Le barbecue d’intérieur

Ouhlà, deux ans sans écrire, et pourtant tellement d’inspiration grâce à nos amis les bailleurs et vendeurs 🙂

Le marché ne s’est pas amélioré depuis 2016 ; les vendeurs de 2018 sont souvent les bâtisseurs de 2012, et dans un pays qui surtaxe tant l’achat de maison que la construction, ces biens quasi neufs sont invendables – il faudrait les proposer très au dessus du prix du marché pour rentrer dans ses frais. Ce qui amène d’énormes quantités de biens à la location, par des gens qui n’avaient surement pas vocation à être bailleurs ; et ce marché flambe : il faut visiter le premier jour pour avoir une chance de trouver une location.

Dans ce marché de la location surpeuplé d’amateurs, il n’y a hélas pas que des maisons neuves, et même si cette maison-ci est plutôt proposée à un prix honnête, elle n’en mérite pas moins sa Maison Chère.

Avant tout, c’est une représentante de la mouvance mort au home staging que j’ai déjà décrite : finies les corbeilles de fruits frais : on photographie la maison dans toute sa splendeur d’un lendemain de guindaille avec les cendriers qui débordent et les chips dans le divan. Et ça doit continuer !
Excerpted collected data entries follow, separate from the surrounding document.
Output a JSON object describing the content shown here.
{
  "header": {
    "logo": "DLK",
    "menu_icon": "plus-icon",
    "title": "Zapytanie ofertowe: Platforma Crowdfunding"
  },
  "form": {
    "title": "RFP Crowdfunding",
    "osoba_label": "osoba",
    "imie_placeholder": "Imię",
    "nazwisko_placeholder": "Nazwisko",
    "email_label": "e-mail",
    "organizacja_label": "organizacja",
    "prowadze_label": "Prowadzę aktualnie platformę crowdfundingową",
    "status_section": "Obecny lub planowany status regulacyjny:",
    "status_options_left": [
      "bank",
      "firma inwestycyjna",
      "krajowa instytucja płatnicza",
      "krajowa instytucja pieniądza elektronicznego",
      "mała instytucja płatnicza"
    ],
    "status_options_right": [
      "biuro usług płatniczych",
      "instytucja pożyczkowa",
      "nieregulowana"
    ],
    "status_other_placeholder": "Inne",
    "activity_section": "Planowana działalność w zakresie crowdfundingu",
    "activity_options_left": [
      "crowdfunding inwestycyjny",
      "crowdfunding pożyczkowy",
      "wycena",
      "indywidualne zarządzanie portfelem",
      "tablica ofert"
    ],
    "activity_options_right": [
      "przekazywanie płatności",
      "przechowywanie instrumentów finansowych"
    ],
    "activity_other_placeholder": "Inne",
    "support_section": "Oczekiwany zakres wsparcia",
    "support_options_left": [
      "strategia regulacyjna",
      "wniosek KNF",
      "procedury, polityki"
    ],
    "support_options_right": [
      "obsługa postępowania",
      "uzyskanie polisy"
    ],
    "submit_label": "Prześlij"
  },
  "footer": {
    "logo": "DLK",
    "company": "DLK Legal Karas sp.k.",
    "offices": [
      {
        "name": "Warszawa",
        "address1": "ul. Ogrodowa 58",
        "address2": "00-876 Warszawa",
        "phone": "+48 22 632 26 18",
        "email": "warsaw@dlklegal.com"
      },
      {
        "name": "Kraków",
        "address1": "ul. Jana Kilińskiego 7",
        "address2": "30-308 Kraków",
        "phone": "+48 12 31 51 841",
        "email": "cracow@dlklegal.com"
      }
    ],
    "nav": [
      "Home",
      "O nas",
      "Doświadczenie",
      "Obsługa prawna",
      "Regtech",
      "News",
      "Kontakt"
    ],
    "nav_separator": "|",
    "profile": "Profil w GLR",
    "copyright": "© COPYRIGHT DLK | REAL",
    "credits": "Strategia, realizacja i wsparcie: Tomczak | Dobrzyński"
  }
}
Saluons déjà l’usage créatif de la capture d’écran de smartphone,  envoyée telle qu’elle sur le site immobilier. J’ai même cliqué naïvement sur « remanier » sur immoweb : non non, c’est bien l’auteur de l’annonce qui nous a envoyé ça ainsi sur le site.

On n’en sait pas beaucoup plus sur la maison mais on sait ;

  • avec quoi il désodorise (visiblement une priorité dans la maison -j’y reviens),
  • avec quoi il repasse,
  • avec quoi il assouplit son linge,
  • avec quoi il détartre ses chiottes,
  • et qu’il préfère être prudent au niveau des réserves de « PQ ».
  • Quand il ne lui fait pas des infidélités avec les petites lingettes humides.

Ici on comprend mal l’intérêt de la photo si ce n’est torpiller toute chance de visite de la location : escalier casse gueule, finitions pas finies, interrupteur que le locataire n’a qu’a acheter les plaques qui vont avec, et, tiens, voilà les réserves de PQ de secours.

Cette photo me donne une seule envie : demander comment on met ses godasses dans le meuble de gauche.

On comprend mieux l’importance des quatre désodorisants avec cette triple écuelle et le bac du chat. Les mauvaises langues diront qu’on comprend aussi mieux les réserves de PQ. Vous me direz « mais MaisonChère tu es dégueu de te moquer c’est la vie » : je me moquerais si j’avais été prendre ces photos chez un ami pour écrire ici, là c’est une annonce de location immoweb et ce sont les photos choisies pour présenter le bien.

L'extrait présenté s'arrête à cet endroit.